Worth the risk? Only the individual can tell...


----------



## JimKE (Oct 28, 2016)

I'm really not concerned much with the implications if an "undocumented driver" gets into an accident.

What I am concerned about is the possibility of people driving who have not had:

County criminal history checks
State criminal history checks
Federal criminal history checks
State sexual predator list checks
DHS watchlist checks
Driving history checks
Presumably the car has been inspected, the registration is current and legit, and all the rest. But if some guy is driving under an authorized driver's name (and picture), how do we know they're not a dangerous criminal or a perv?

My concern is first for the safety of pax, and secondly for the integrity of the process. If people are allowed to drive without the backgrounds, is it any wonder there are so many ants out there? And especially at MIA?
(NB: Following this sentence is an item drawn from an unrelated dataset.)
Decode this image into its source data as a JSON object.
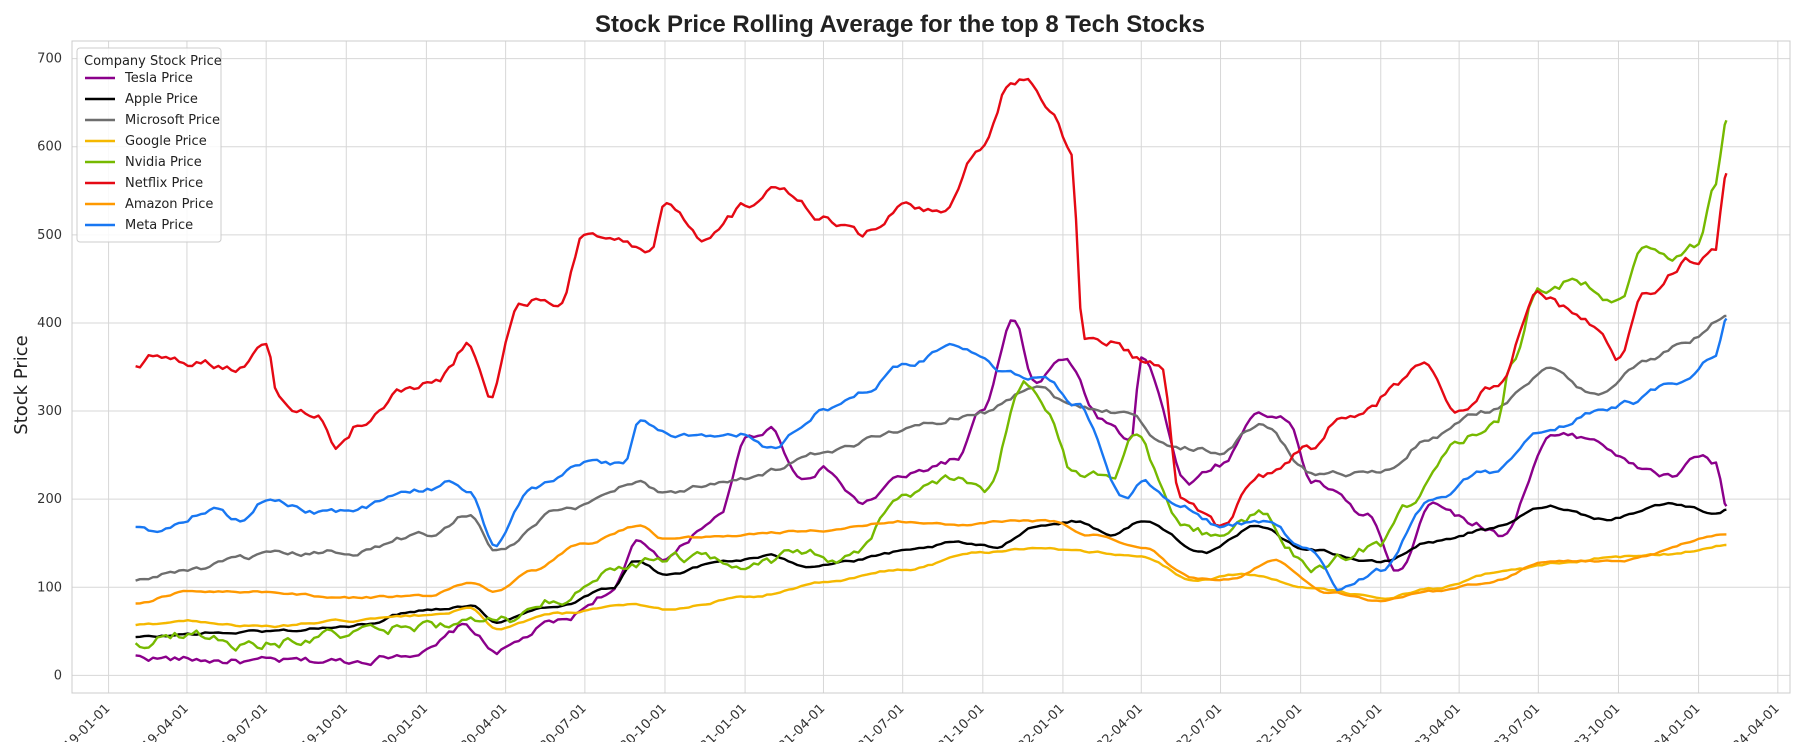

I see lots of reasons why Uber might look the other way -- onboarding targets/bonuses, leasing opportunities for vehicles, etc, etc. There is a *lot* of money in this business which has nothing to do with A to B.
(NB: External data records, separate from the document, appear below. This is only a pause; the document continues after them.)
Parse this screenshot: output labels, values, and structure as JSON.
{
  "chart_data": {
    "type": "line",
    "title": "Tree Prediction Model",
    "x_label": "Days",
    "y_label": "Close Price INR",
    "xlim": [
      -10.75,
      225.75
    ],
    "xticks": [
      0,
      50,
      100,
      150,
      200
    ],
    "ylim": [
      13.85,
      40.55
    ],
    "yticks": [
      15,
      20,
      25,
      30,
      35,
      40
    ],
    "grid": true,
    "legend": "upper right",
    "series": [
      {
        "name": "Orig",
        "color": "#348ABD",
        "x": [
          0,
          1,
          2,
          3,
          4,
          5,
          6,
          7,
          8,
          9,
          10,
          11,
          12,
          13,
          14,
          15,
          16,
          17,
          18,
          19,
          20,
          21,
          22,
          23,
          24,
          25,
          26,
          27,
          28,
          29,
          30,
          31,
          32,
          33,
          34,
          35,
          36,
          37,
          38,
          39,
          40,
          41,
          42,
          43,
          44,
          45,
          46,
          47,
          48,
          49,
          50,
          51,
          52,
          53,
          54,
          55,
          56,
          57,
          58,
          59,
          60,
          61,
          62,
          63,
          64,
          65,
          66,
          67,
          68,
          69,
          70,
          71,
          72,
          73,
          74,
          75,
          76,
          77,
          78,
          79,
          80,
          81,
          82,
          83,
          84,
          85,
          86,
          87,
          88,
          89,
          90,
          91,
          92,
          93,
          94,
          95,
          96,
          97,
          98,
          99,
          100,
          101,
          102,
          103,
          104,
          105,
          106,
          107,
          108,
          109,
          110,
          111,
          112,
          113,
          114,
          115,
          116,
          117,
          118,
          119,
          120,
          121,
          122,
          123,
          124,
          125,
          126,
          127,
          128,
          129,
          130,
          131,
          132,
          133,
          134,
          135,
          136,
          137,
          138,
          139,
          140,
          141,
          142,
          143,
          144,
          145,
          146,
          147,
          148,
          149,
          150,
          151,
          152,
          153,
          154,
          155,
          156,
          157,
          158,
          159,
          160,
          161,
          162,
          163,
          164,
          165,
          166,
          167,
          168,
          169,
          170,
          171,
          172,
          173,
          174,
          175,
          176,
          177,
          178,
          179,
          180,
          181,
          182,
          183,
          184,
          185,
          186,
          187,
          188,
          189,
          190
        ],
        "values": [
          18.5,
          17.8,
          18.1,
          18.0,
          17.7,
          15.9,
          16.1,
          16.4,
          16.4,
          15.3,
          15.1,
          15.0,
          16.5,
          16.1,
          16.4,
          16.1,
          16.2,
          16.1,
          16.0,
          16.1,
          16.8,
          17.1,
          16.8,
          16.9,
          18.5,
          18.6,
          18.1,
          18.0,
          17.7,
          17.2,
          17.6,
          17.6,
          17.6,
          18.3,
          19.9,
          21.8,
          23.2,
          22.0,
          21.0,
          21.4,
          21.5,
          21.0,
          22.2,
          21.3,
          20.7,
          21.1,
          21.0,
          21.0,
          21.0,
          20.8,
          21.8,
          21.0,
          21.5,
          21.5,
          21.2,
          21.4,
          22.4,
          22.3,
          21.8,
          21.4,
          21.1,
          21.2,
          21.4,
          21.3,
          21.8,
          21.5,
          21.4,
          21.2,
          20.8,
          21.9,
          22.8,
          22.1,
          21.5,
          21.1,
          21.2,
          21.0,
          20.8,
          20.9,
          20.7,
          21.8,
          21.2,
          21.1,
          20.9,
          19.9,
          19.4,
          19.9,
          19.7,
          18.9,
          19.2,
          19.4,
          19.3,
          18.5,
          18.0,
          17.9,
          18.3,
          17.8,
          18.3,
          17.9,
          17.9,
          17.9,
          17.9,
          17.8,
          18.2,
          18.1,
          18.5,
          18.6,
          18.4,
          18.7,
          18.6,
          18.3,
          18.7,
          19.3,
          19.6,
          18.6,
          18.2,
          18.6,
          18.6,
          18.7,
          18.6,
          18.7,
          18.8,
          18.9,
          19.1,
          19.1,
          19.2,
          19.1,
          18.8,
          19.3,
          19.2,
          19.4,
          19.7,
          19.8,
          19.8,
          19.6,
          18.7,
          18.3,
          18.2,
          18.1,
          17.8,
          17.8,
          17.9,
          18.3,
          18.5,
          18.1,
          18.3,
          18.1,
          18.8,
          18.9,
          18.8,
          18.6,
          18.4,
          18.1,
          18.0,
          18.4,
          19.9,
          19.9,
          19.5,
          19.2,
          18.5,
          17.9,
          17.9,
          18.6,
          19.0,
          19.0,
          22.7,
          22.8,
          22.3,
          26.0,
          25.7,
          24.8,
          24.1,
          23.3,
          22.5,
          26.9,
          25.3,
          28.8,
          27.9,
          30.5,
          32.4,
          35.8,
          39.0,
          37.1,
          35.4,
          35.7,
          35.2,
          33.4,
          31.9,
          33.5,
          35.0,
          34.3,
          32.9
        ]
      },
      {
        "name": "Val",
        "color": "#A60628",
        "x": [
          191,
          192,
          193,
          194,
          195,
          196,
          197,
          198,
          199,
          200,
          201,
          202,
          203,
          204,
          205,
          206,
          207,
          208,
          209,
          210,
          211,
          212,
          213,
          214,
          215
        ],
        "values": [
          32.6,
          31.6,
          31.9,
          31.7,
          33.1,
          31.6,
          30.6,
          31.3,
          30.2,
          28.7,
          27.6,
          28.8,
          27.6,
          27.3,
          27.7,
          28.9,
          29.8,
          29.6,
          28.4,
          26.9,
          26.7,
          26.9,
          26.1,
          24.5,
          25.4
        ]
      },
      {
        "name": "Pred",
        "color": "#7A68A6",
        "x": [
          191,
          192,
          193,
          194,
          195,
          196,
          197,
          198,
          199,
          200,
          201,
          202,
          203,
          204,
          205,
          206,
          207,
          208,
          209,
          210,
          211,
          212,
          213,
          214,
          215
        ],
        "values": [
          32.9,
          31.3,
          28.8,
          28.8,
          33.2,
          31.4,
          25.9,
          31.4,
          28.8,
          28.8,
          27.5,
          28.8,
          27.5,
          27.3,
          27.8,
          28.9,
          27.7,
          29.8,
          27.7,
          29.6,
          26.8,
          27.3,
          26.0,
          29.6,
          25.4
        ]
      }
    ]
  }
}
And if someone were inclined to push the envelope, God knows Miami is the place where that would happen!


----------



## Reversoul (Feb 8, 2016)

Like riders are ones to talk. I can't count the number of times I've picked up pax that aren't the account holders.


----------



## simpsonsverytall (Nov 6, 2015)

Always use a pax cam when riding in an Uber.


----------



## JimKE (Oct 28, 2016)

Reversoul said:


> Like riders are ones to talk. I can't count the number of times I've picked up pax that aren't the account holders.


First of all, you don't have to take them. That was *your choice*...not a weakness in the system.
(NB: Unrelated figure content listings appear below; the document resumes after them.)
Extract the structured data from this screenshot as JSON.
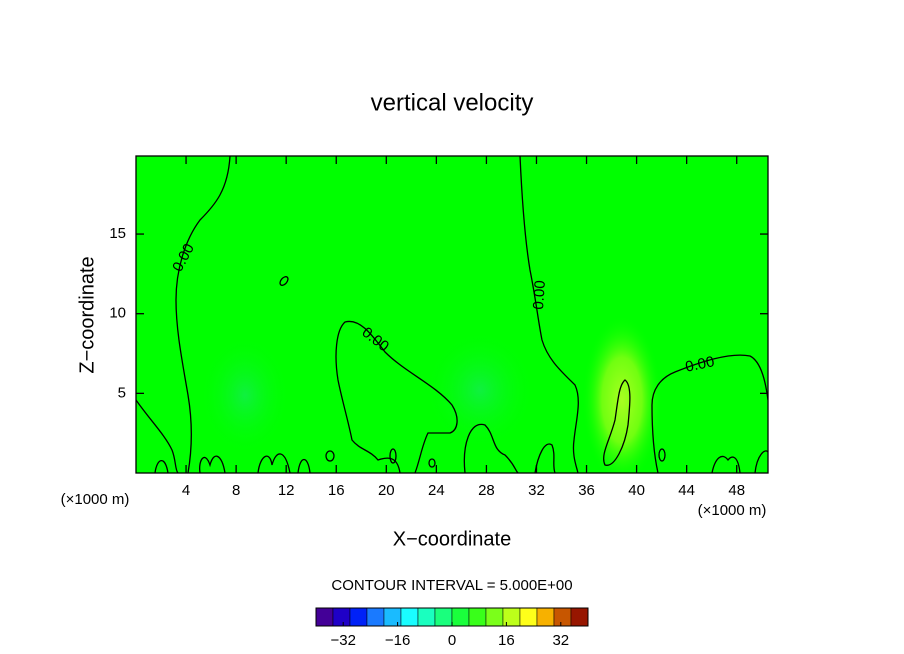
{
  "chart_data": {
    "type": "contour",
    "title": "vertical velocity",
    "xlabel": "X−coordinate",
    "ylabel": "Z−coordinate",
    "xunit": "(×1000 m)",
    "xlim": [
      0,
      50.5
    ],
    "ylim": [
      0,
      19.9
    ],
    "xticks": [
      4,
      8,
      12,
      16,
      20,
      24,
      28,
      32,
      36,
      40,
      44,
      48
    ],
    "yticks": [
      5,
      10,
      15
    ],
    "contour_labels": [
      "0.00",
      "0.00",
      "0.00",
      "0.00"
    ],
    "contour_interval": {
      "value": 5,
      "label": "CONTOUR INTERVAL = 5.000E+00"
    },
    "colorbar": {
      "lim": [
        -40,
        40
      ],
      "ticks": [
        {
          "value": -32,
          "label": "−32"
        },
        {
          "value": -16,
          "label": "−16"
        },
        0,
        16,
        32
      ]
    }
  }
}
Secondly, nobody makes any representations about whether _pax_ might be risky to pick up.

But Uber DOES make a huge deal out of all the background checking they do on their drivers.

The* "safe ride"* idea is the core of ridesharing. Cheap, safe, convenient -- that's ridesharing. Take "safe" out of that equation and the whole picture changes.

It's pretty humorous (and disappointing) that nobody here sees the real issue.


----------



## dirtylee (Sep 2, 2015)

It's probably some dude queuing on multiple phones. 

Best way to find a free cell phone is to check the bushes where uber suvs hangout.


----------



## Reversoul (Feb 8, 2016)

JimKE said:


> First of all, you don't have to take them. That was *your choice*...not a weakness in the system.
> 
> Secondly, nobody makes any representations about whether _pax_ might be risky to pick up.
> 
> ...


Of course it's my choice and I do the trips because I don't care either way. I only brought it up because I needed to point out the irony.

I'm not the one whining about it on a DRIVER'S FORUM.

GO CRY TO TRAVIS ABOUT THIS BECAUSE WE DON'T CARE!


----------



## RaleighUber (Dec 4, 2016)

JimKE said:


> It's pretty humorous (and disappointing) that nobody here sees the real issue.


If the pic doesn't match, it means the driver isn't the authorized rideshare driver. I see the issue and it seems likely that some people are driving on other accounts. Doesn't look legit, but not much I can do about other drivers violating TOS. You gave good advice to the pax to report and decline ride.


----------



## MSUGrad9902 (Jun 8, 2016)

The people authorizing other drivers to use their account should be off the platform. Sorry, not sorry. If you want to set up some sort of commercial account with a fleet of cars and drivers, then do it correctly.


----------